Dr Cerf, who helped build the internet while working as a researcher at Stanford University in California, used the festival’s Alternative McTaggart Lecture to explain to television executives how the internet’s influence was radically altering their businesses and how it was imperative for them to view this as a golden opportunity to be exploited instead of a threat to their survival. The arrival of internet television has long been predicted, although it has succeeded in limited ways so far. But the popularity of websites such as YouTube – the video sharing service bought by Google in 2005 for $1.65bn (£800m) – has encouraged many in the TV industry to try and use the internet more profitably. Last month the BBC launched its free iPlayer download service, and digital video recorders such as Sky Plus and Freeview Playback allow viewers to instantly pause and record live television.

Dr Cerf predicted that these developments would continue, and that we would soon be watching the majority of our television through the internet – a revolution that could herald the death of the traditional broadcast TV channel in favour of new interactive services.

“In Japan you can already download an hour’s worth of video in 16 seconds,” he said. “And we’re starting to see ways of mixing information together … imagine if you could pause a TV programme and use your mouse to click on different items on the screen and find out more about them.”

Some critics, including a number of leading internet service providers, have warned that the increase in video on the web could eventually bring down the internet.
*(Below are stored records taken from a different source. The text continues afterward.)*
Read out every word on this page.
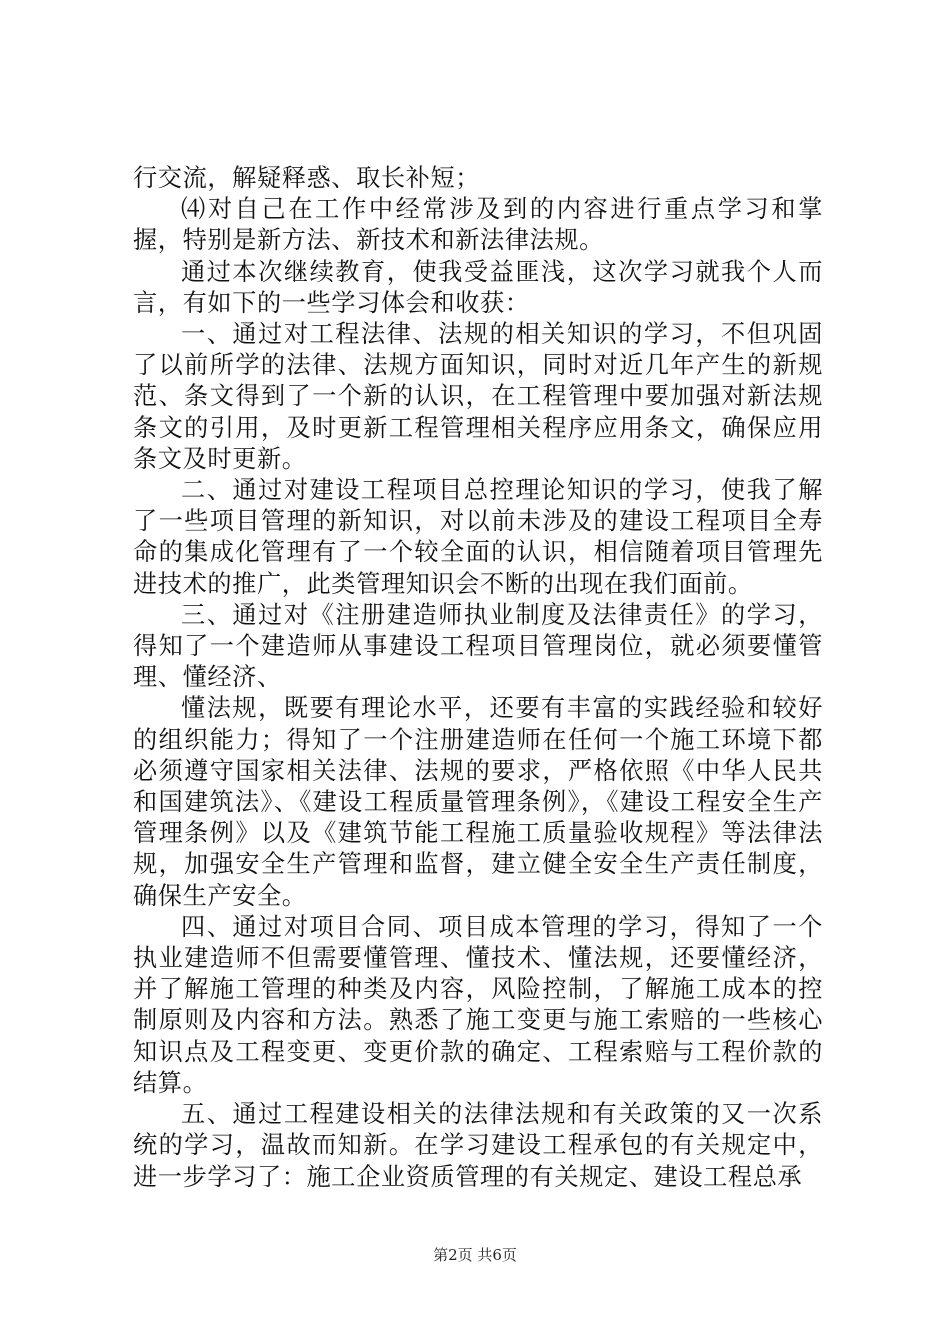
行交流，解疑释惑、取长补短；

⑷对自己在工作中经常涉及到的内容进行重点学习和掌握，特别是新方法、新技术和新法律法规。

通过本次继续教育，使我受益匪浅，这次学习就我个人而言，有如下的一些学习体会和收获：

一、通过对工程法律、法规的相关知识的学习，不但巩固了以前所学的法律、法规方面知识，同时对近几年产生的新规范、条文得到了一个新的认识，在工程管理中要加强对新法规条文的引用，及时更新工程管理相关程序应用条文，确保应用条文及时更新。

二、通过对建设工程项目总控理论知识的学习，使我了解了一些项目管理的新知识，对以前未涉及的建设工程项目全寿命的集成化管理有了一个较全面的认识，相信随着项目管理先进技术的推广，此类管理知识会不断的出现在我们面前。

三、通过对《注册建造师执业制度及法律责任》的学习，得知了一个建造师从事建设工程项目管理岗位，就必须要懂管理、懂经济、

懂法规，既要有理论水平，还要有丰富的实践经验和较好的组织能力；得知了一个注册建造师在任何一个施工环境下都必须遵守国家相关法律、法规的要求，严格依照《中华人民共和国建筑法》、《建设工程质量管理条例》，《建设工程安全生产管理条例》以及《建筑节能工程施工质量验收规程》等法律法规，加强安全生产管理和监督，建立健全安全生产责任制度，确保生产安全。

四、通过对项目合同、项目成本管理的学习，得知了一个执业建造师不但需要懂管理、懂技术、懂法规，还要懂经济，并了解施工管理的种类及内容，风险控制，了解施工成本的控制原则及内容和方法。熟悉了施工变更与施工索赔的一些核心知识点及工程变更、变更价款的确定、工程索赔与工程价款的结算。

五、通过工程建设相关的法律法规和有关政策的又一次系统的学习，温故而知新。在学习建设工程承包的有关规定中，进一步学习了：施工企业资质管理的有关规定、建设工程总承

第2页 共6页
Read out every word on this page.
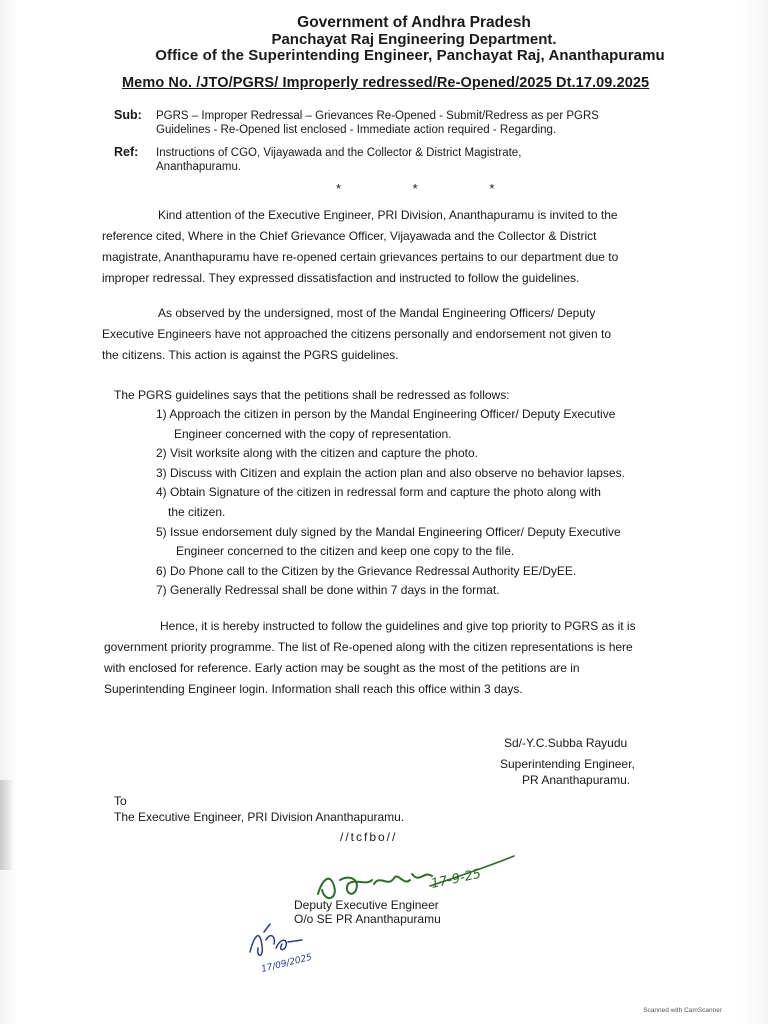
Government of Andhra Pradesh
Panchayat Raj Engineering Department.
Office of the Superintending Engineer, Panchayat Raj, Ananthapuramu
Memo No. /JTO/PGRS/ Improperly redressed/Re-Opened/2025 Dt.17.09.2025
Sub: PGRS – Improper Redressal – Grievances Re-Opened - Submit/Redress as per PGRS
Guidelines - Re-Opened list enclosed - Immediate action required - Regarding.
Ref: Instructions of CGO, Vijayawada and the Collector & District Magistrate,
Ananthapuramu.
* * *
Kind attention of the Executive Engineer, PRI Division, Ananthapuramu is invited to the
reference cited, Where in the Chief Grievance Officer, Vijayawada and the Collector & District
magistrate, Ananthapuramu have re-opened certain grievances pertains to our department due to
improper redressal. They expressed dissatisfaction and instructed to follow the guidelines.
As observed by the undersigned, most of the Mandal Engineering Officers/ Deputy
Executive Engineers have not approached the citizens personally and endorsement not given to
the citizens. This action is against the PGRS guidelines.
The PGRS guidelines says that the petitions shall be redressed as follows:
1) Approach the citizen in person by the Mandal Engineering Officer/ Deputy Executive
Engineer concerned with the copy of representation.
2) Visit worksite along with the citizen and capture the photo.
3) Discuss with Citizen and explain the action plan and also observe no behavior lapses.
4) Obtain Signature of the citizen in redressal form and capture the photo along with
the citizen.
5) Issue endorsement duly signed by the Mandal Engineering Officer/ Deputy Executive
Engineer concerned to the citizen and keep one copy to the file.
6) Do Phone call to the Citizen by the Grievance Redressal Authority EE/DyEE.
7) Generally Redressal shall be done within 7 days in the format.
Hence, it is hereby instructed to follow the guidelines and give top priority to PGRS as it is
government priority programme. The list of Re-opened along with the citizen representations is here
with enclosed for reference. Early action may be sought as the most of the petitions are in
Superintending Engineer login. Information shall reach this office within 3 days.
Sd/-Y.C.Subba Rayudu
Superintending Engineer,
PR Ananthapuramu.
To
The Executive Engineer, PRI Division Ananthapuramu.
//tcfbo//
17-9-25
Deputy Executive Engineer
O/o SE PR Ananthapuramu
17/09/2025
Scanned with CamScanner
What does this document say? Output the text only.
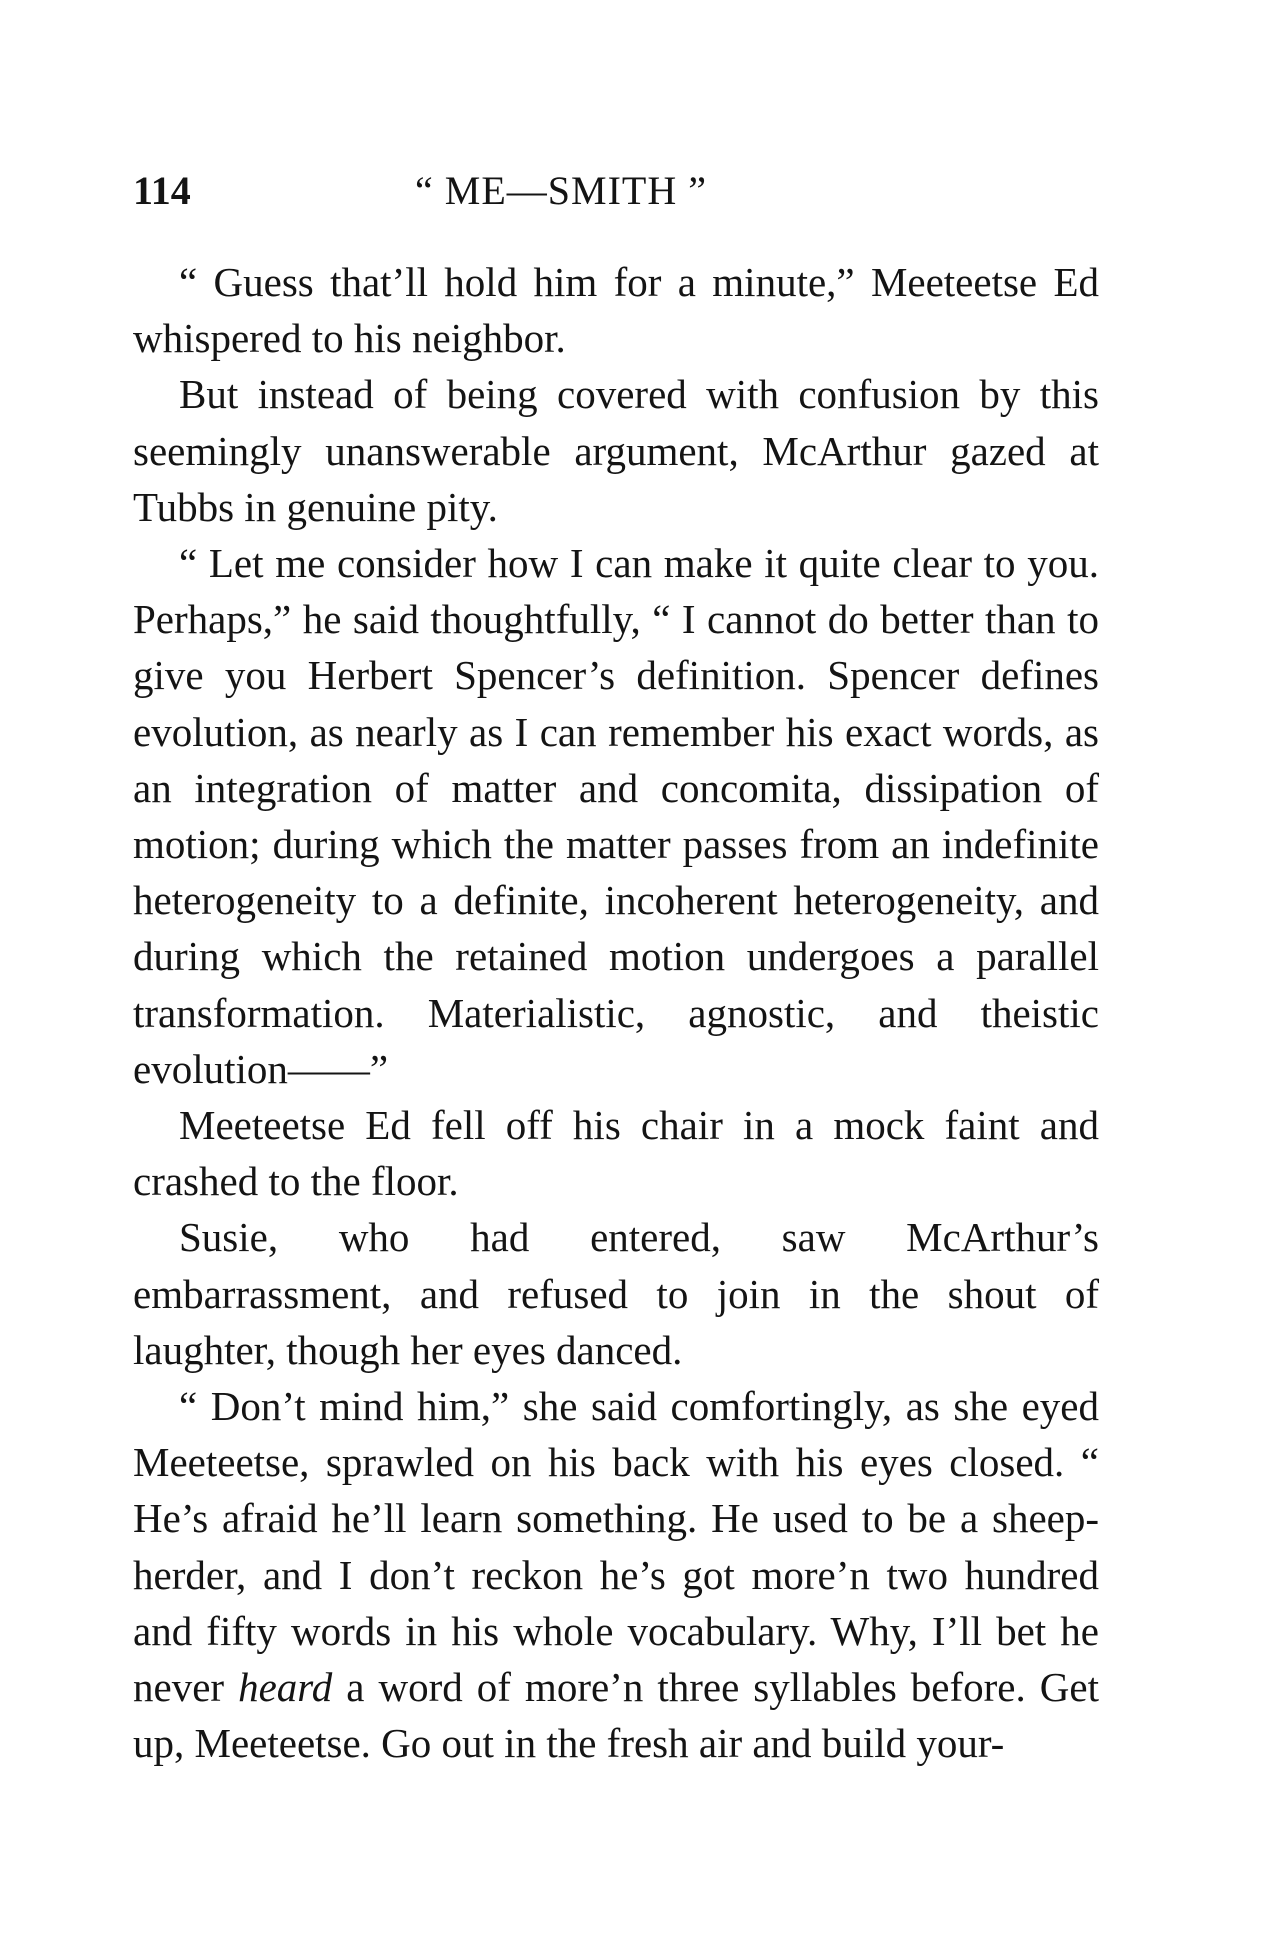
114	“ ME—SMITH ”

“ Guess that’ll hold him for a minute,” Meeteetse Ed whispered to his neighbor.

But instead of being covered with confusion by this seemingly unanswerable argument, McArthur gazed at Tubbs in genuine pity.

“ Let me consider how I can make it quite clear to you. Perhaps,” he said thoughtfully, “ I cannot do better than to give you Herbert Spencer’s definition. Spencer defines evolution, as nearly as I can remember his exact words, as an integration of matter and concomita, dissipation of motion; during which the matter passes from an indefinite heterogeneity to a definite, incoherent heterogeneity, and during which the retained motion undergoes a parallel transformation. Materialistic, agnostic, and theistic evolution——”

Meeteetse Ed fell off his chair in a mock faint and crashed to the floor.

Susie, who had entered, saw McArthur’s embarrassment, and refused to join in the shout of laughter, though her eyes danced.

“ Don’t mind him,” she said comfortingly, as she eyed Meeteetse, sprawled on his back with his eyes closed. “ He’s afraid he’ll learn something. He used to be a sheep-herder, and I don’t reckon he’s got more’n two hundred and fifty words in his whole vocabulary. Why, I’ll bet he never heard a word of more’n three syllables before. Get up, Meeteetse. Go out in the fresh air and build your-
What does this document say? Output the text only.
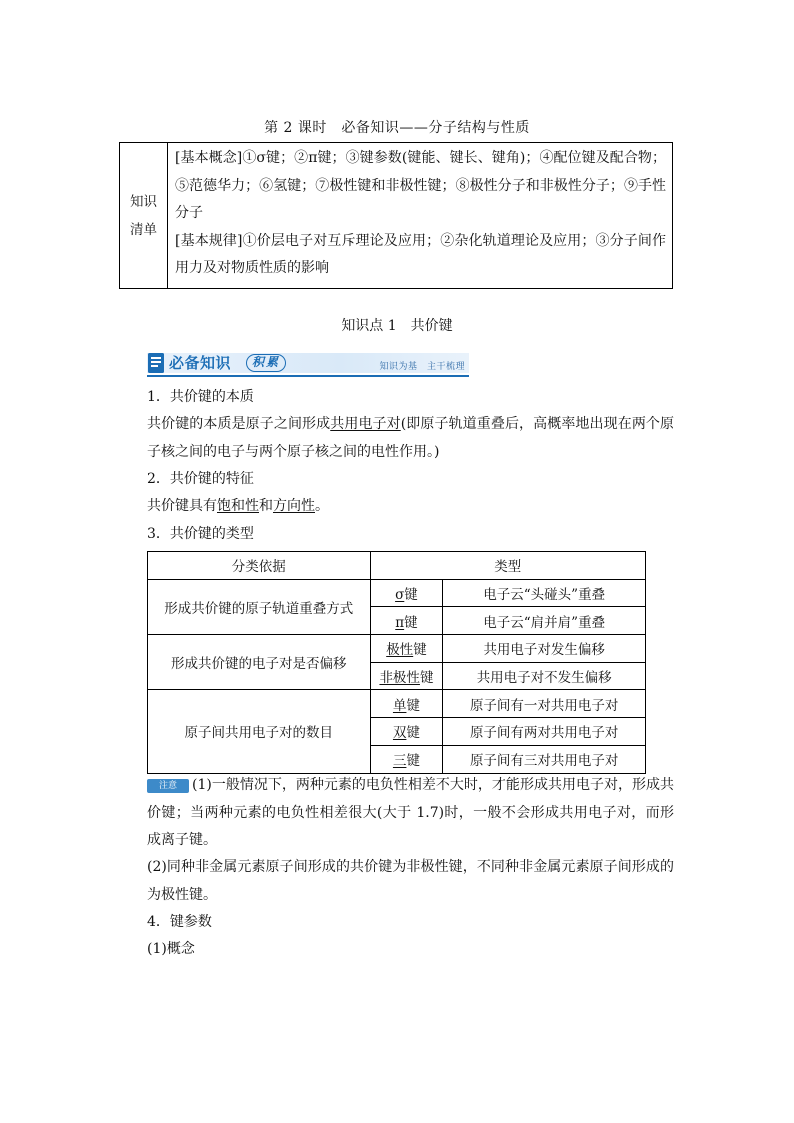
第 2 课时　必备知识——分子结构与性质
知识
清单

[基本概念]①σ键；②π键；③键参数(键能、键长、键角)；④配位键及配合物；⑤范德华力；⑥氢键；⑦极性键和非极性键；⑧极性分子和非极性分子；⑨手性分子

[基本规律]①价层电子对互斥理论及应用；②杂化轨道理论及应用；③分子间作用力及对物质性质的影响

知识点 1　共价键
必备知识	积累	知识为基　主干梳理
1．共价键的本质
共价键的本质是原子之间形成共用电子对(即原子轨道重叠后，高概率地出现在两个原子核之间的电子与两个原子核之间的电性作用。)
2．共价键的特征
共价键具有饱和性和方向性。
3．共价键的类型
分类依据	类型	
形成共价键的原子轨道重叠方式	σ键	电子云“头碰头”重叠
	π键	电子云“肩并肩”重叠
形成共价键的电子对是否偏移	极性键	共用电子对发生偏移
	非极性键	共用电子对不发生偏移
原子间共用电子对的数目	单键	原子间有一对共用电子对
	双键	原子间有两对共用电子对
	三键	原子间有三对共用电子对
注意 (1)一般情况下，两种元素的电负性相差不大时，才能形成共用电子对，形成共价键；当两种元素的电负性相差很大(大于 1.7)时，一般不会形成共用电子对，而形成离子键。
(2)同种非金属元素原子间形成的共价键为非极性键，不同种非金属元素原子间形成的为极性键。
4．键参数
(1)概念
They are concerned that millions of people downloading at the same time using services such as iPlayer could overwhelm the network.

Dr Cerf rejected these claims as “scare tactics”. “It’s an understandable worry when they see huge amounts of information being moved around online,” he said. But some pundits had predicted 20 years ago that the net would collapse when people started using it en masse, he added. “In the intervening 30 years it’s increased a million times over … We’re far from exhausting the capacity.”